Putin's spokesman Dmitry Peskov and Russia's Foreign Ministry had so far stressed that the upcoming meeting would focus on North Korea. Neither Ushakov, nor other officials mentioned if Ukraine is on the agenda—a topic Russia regularly underplays in meetings with U.S. presidents.

Ahead of a chilly meeting between Putin and then-President Barack Obama, the Kremlin declared Syria a top priority for the discussion, while the White House claimed Ukraine was integral to the agenda. Putin's spokesman Dmitry Peskov said Putin would only discuss the neighboring country "if time allows," to which White House spokesman John Earnest replied with "There will be time."

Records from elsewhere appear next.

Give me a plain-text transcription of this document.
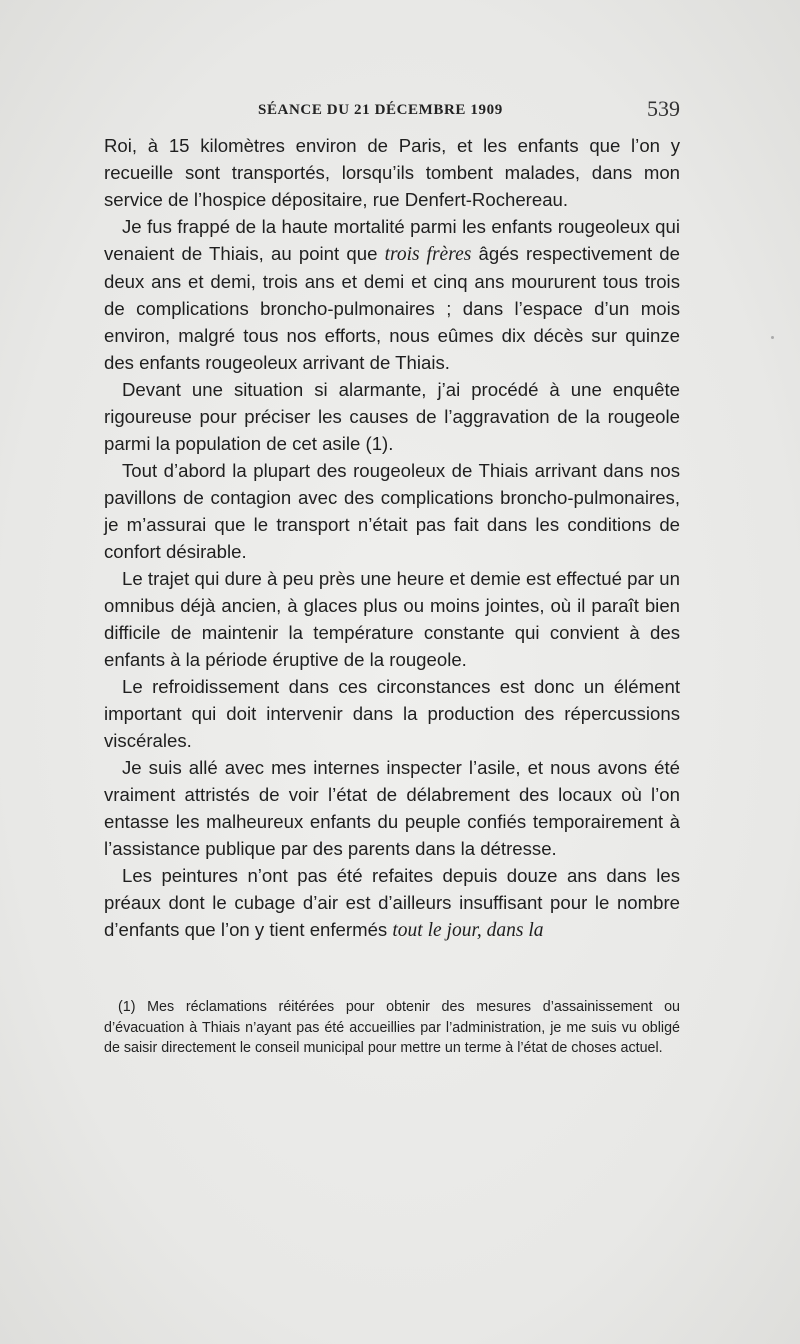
SÉANCE DU 21 DÉCEMBRE 1909	539

Roi, à 15 kilomètres environ de Paris, et les enfants que l’on y recueille sont transportés, lorsqu’ils tombent malades, dans mon service de l’hospice dépositaire, rue Denfert-Rochereau.

Je fus frappé de la haute mortalité parmi les enfants rougeoleux qui venaient de Thiais, au point que trois frères âgés respectivement de deux ans et demi, trois ans et demi et cinq ans moururent tous trois de complications broncho-pulmonaires ; dans l’espace d’un mois environ, malgré tous nos efforts, nous eûmes dix décès sur quinze des enfants rougeoleux arrivant de Thiais.

Devant une situation si alarmante, j’ai procédé à une enquête rigoureuse pour préciser les causes de l’aggravation de la rougeole parmi la population de cet asile (1).

Tout d’abord la plupart des rougeoleux de Thiais arrivant dans nos pavillons de contagion avec des complications broncho-pulmonaires, je m’assurai que le transport n’était pas fait dans les conditions de confort désirable.

Le trajet qui dure à peu près une heure et demie est effectué par un omnibus déjà ancien, à glaces plus ou moins jointes, où il paraît bien difficile de maintenir la température constante qui convient à des enfants à la période éruptive de la rougeole.

Le refroidissement dans ces circonstances est donc un élément important qui doit intervenir dans la production des répercussions viscérales.

Je suis allé avec mes internes inspecter l’asile, et nous avons été vraiment attristés de voir l’état de délabrement des locaux où l’on entasse les malheureux enfants du peuple confiés temporairement à l’assistance publique par des parents dans la détresse.

Les peintures n’ont pas été refaites depuis douze ans dans les préaux dont le cubage d’air est d’ailleurs insuffisant pour le nombre d’enfants que l’on y tient enfermés tout le jour, dans la

(1) Mes réclamations réitérées pour obtenir des mesures d’assainissement ou d’évacuation à Thiais n’ayant pas été accueillies par l’administration, je me suis vu obligé de saisir directement le conseil municipal pour mettre un terme à l’état de choses actuel.
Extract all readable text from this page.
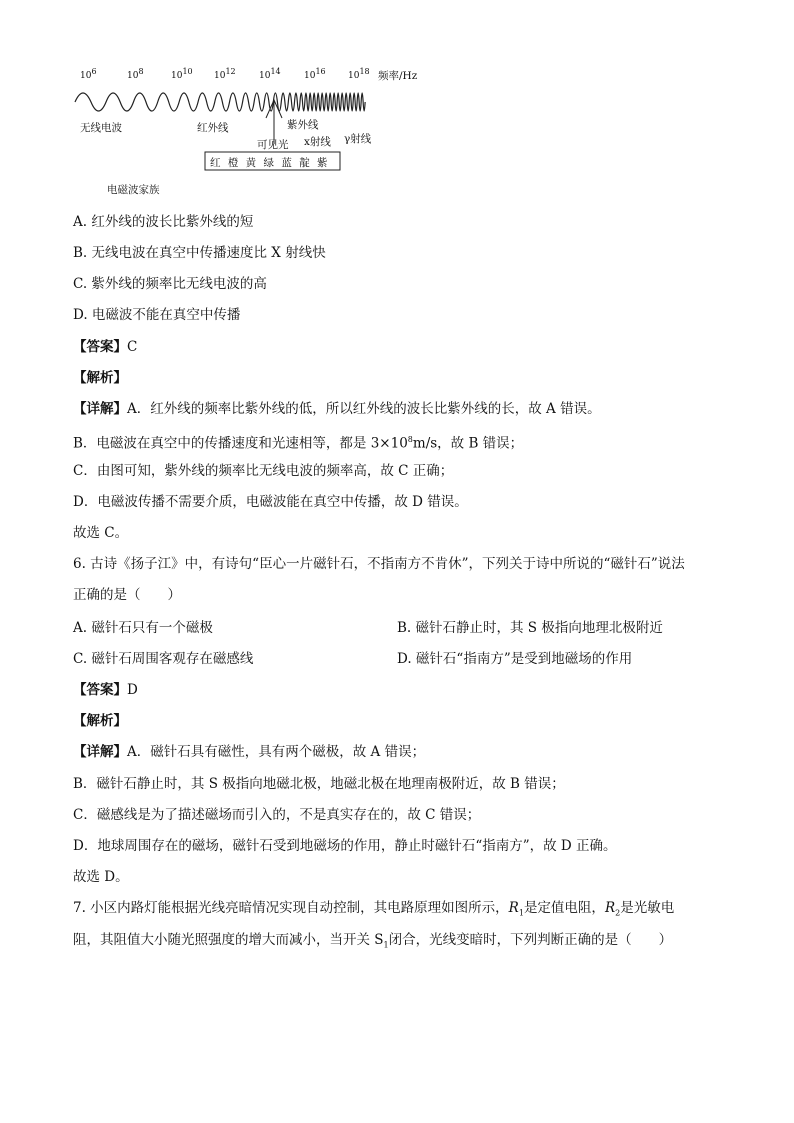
$10^6$	$10^8$	$10^{10}$ $10^{12}$	$10^{14}$	$10^{16}$ $10^{18}$ 频率/Hz
无线电波	红外线	紫外线
可见光 x射线 γ射线
红 橙 黄 绿 蓝 靛 紫
电磁波家族
A. 红外线的波长比紫外线的短
B. 无线电波在真空中传播速度比 X 射线快
C. 紫外线的频率比无线电波的高
D. 电磁波不能在真空中传播
【答案】C
【解析】
【详解】A．红外线的频率比紫外线的低，所以红外线的波长比紫外线的长，故 A 错误。
B．电磁波在真空中的传播速度和光速相等，都是 $3\times 10^8m/s$，故 B 错误；
C．由图可知，紫外线的频率比无线电波的频率高，故 C 正确；
D．电磁波传播不需要介质，电磁波能在真空中传播，故 D 错误。
故选 C。
6. 古诗《扬子江》中，有诗句“臣心一片磁针石，不指南方不肯休”，下列关于诗中所说的“磁针石”说法
正确的是（　　）
A. 磁针石只有一个磁极	B. 磁针石静止时，其 S 极指向地理北极附近
C. 磁针石周围客观存在磁感线	D. 磁针石“指南方”是受到地磁场的作用
【答案】D
【解析】
【详解】A．磁针石具有磁性，具有两个磁极，故 A 错误；
B．磁针石静止时，其 S 极指向地磁北极，地磁北极在地理南极附近，故 B 错误；
C．磁感线是为了描述磁场而引入的，不是真实存在的，故 C 错误；
D．地球周围存在的磁场，磁针石受到地磁场的作用，静止时磁针石“指南方”，故 D 正确。
故选 D。
7. 小区内路灯能根据光线亮暗情况实现自动控制，其电路原理如图所示，$R_1$是定值电阻，$R_2$是光敏电
阻，其阻值大小随光照强度的增大而减小，当开关 $S_1$闭合，光线变暗时，下列判断正确的是（　　）
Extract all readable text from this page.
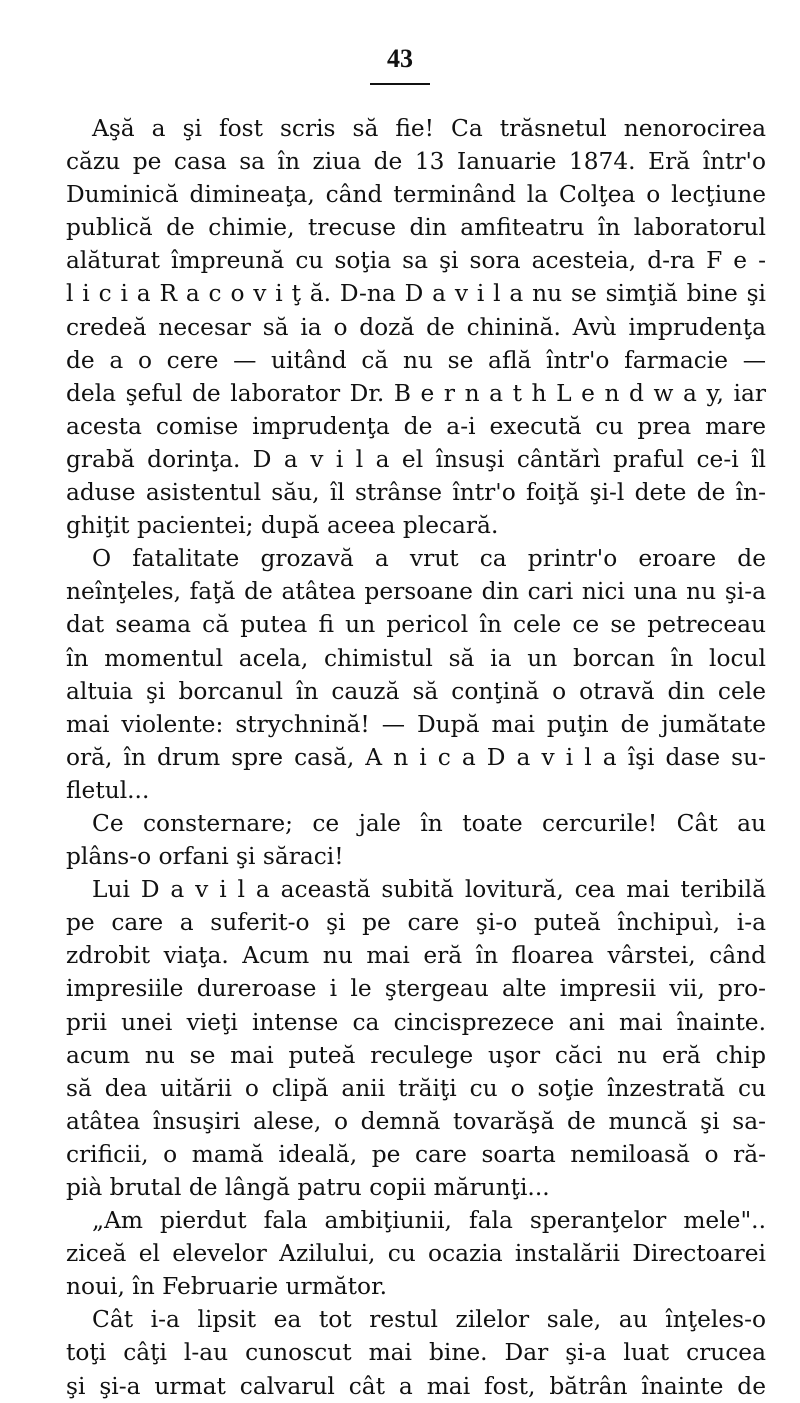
43
Aşă a şi fost scris să fie! Ca trăsnetul nenorocirea
căzu pe casa sa în ziua de 13 Ianuarie 1874. Eră într'o
Duminică dimineaţa, când terminând la Colţea o lecţiune
publică de chimie, trecuse din amfiteatru în laboratorul
alăturat împreună cu soţia sa şi sora acesteia, d-ra F e -
l i c i a R a c o v i ţ ă. D-na D a v i l a nu se simţiă bine şi
credeă necesar să ia o doză de chinină. Avù imprudenţa
de a o cere — uitând că nu se află într'o farmacie —
dela şeful de laborator Dr. B e r n a t h L e n d w a y, iar
acesta comise imprudenţa de a-i execută cu prea mare
grabă dorinţa. D a v i l a el însuşi cântărì praful ce-i îl
aduse asistentul său, îl strânse într'o foiţă şi-l dete de în-
ghiţit pacientei; după aceea plecară.
O fatalitate grozavă a vrut ca printr'o eroare de
neînţeles, faţă de atâtea persoane din cari nici una nu şi-a
dat seama că putea fi un pericol în cele ce se petreceau
în momentul acela, chimistul să ia un borcan în locul
altuia şi borcanul în cauză să conţină o otravă din cele
mai violente: strychnină! — După mai puţin de jumătate
oră, în drum spre casă, A n i c a D a v i l a îşi dase su-
fletul...
Ce consternare; ce jale în toate cercurile! Cât au
plâns-o orfani şi săraci!
Lui D a v i l a această subită lovitură, cea mai teribilă
pe care a suferit-o şi pe care şi-o puteă închipuì, i-a
zdrobit viaţa. Acum nu mai eră în floarea vârstei, când
impresiile dureroase i le ştergeau alte impresii vii, pro-
prii unei vieţi intense ca cincisprezece ani mai înainte.
acum nu se mai puteă reculege uşor căci nu eră chip
să dea uitării o clipă anii trăiţi cu o soţie înzestrată cu
atâtea însuşiri alese, o demnă tovarăşă de muncă şi sa-
crificii, o mamă ideală, pe care soarta nemiloasă o ră-
pià brutal de lângă patru copii mărunţi...
„Am pierdut fala ambiţiunii, fala speranţelor mele"..
ziceă el elevelor Azilului, cu ocazia instalării Directoarei
noui, în Februarie următor.
Cât i-a lipsit ea tot restul zilelor sale, au înţeles-o
toţi câţi l-au cunoscut mai bine. Dar şi-a luat crucea
şi şi-a urmat calvarul cât a mai fost, bătrân înainte de
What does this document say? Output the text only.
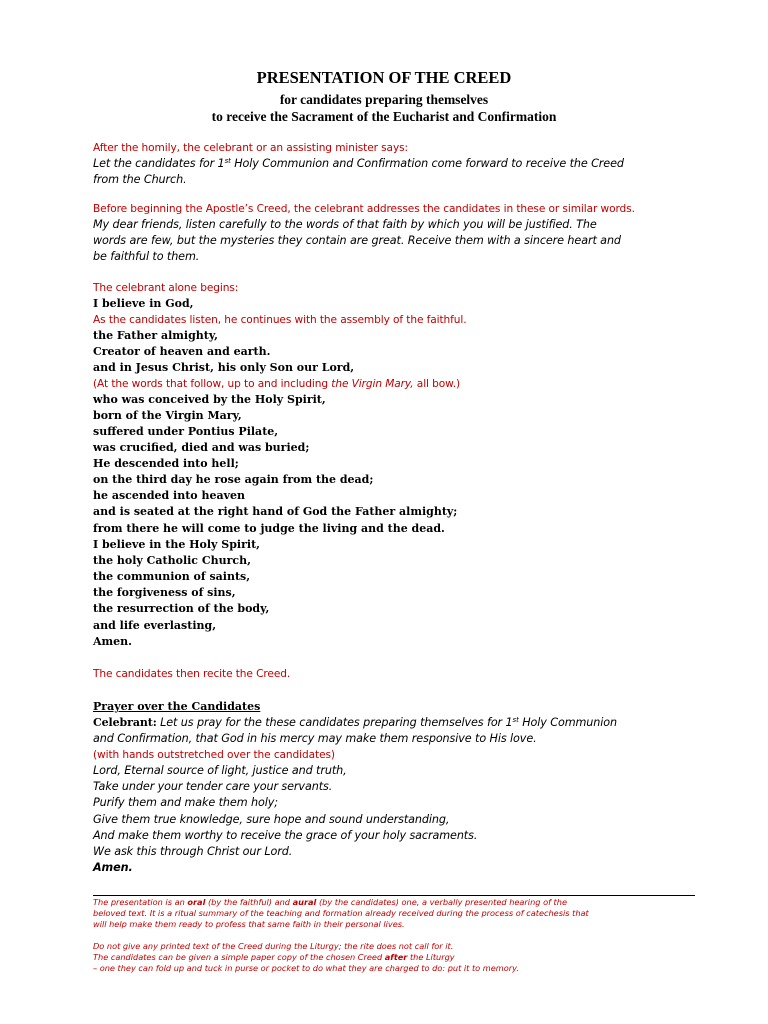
PRESENTATION OF THE CREED
for candidates preparing themselves
to receive the Sacrament of the Eucharist and Confirmation
After the homily, the celebrant or an assisting minister says:
Let the candidates for 1st Holy Communion and Confirmation come forward to receive the Creed
from the Church.
Before beginning the Apostle’s Creed, the celebrant addresses the candidates in these or similar words.
My dear friends, listen carefully to the words of that faith by which you will be justified. The
words are few, but the mysteries they contain are great. Receive them with a sincere heart and
be faithful to them.
The celebrant alone begins:
I believe in God,
As the candidates listen, he continues with the assembly of the faithful.
the Father almighty,
Creator of heaven and earth.
and in Jesus Christ, his only Son our Lord,
(At the words that follow, up to and including the Virgin Mary, all bow.)
who was conceived by the Holy Spirit,
born of the Virgin Mary,
suffered under Pontius Pilate,
was crucified, died and was buried;
He descended into hell;
on the third day he rose again from the dead;
he ascended into heaven
and is seated at the right hand of God the Father almighty;
from there he will come to judge the living and the dead.
I believe in the Holy Spirit,
the holy Catholic Church,
the communion of saints,
the forgiveness of sins,
the resurrection of the body,
and life everlasting,
Amen.
The candidates then recite the Creed.
Prayer over the Candidates
Celebrant: Let us pray for the these candidates preparing themselves for 1st Holy Communion
and Confirmation, that God in his mercy may make them responsive to His love.
(with hands outstretched over the candidates)
Lord, Eternal source of light, justice and truth,
Take under your tender care your servants.
Purify them and make them holy;
Give them true knowledge, sure hope and sound understanding,
And make them worthy to receive the grace of your holy sacraments.
We ask this through Christ our Lord.
Amen.
The presentation is an oral (by the faithful) and aural (by the candidates) one, a verbally presented hearing of the
beloved text. It is a ritual summary of the teaching and formation already received during the process of catechesis that
will help make them ready to profess that same faith in their personal lives.
Do not give any printed text of the Creed during the Liturgy; the rite does not call for it.
The candidates can be given a simple paper copy of the chosen Creed after the Liturgy
– one they can fold up and tuck in purse or pocket to do what they are charged to do: put it to memory.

Russia's annexation of Crimea in 2014 is not recognized by a majority of U.N. states and sparked a wider collapse of relations between Moscow and the West.

The U.S. government and its European partners immediately imposed sanctions on Russian officials considered to be involved in Ukraine. Russia has mirrored every move with sanctions of its own, including on the importation of European food.

The White House closed a Russian luxury diplomatic property and sent 35 embassy officials home after the allegation that Russia interfered in the 2016 election. When the new Trump administration made no effort to reverse those sanctions, Putin announced that the U.S. embassy in Moscow had to fire 755 staffers, who, it then transpired, were mostly Russians employed to help citizens acquire visas.

Russia has persistently denied allegations from all U.S. intelligence agencies that it interfered in the U.S. election.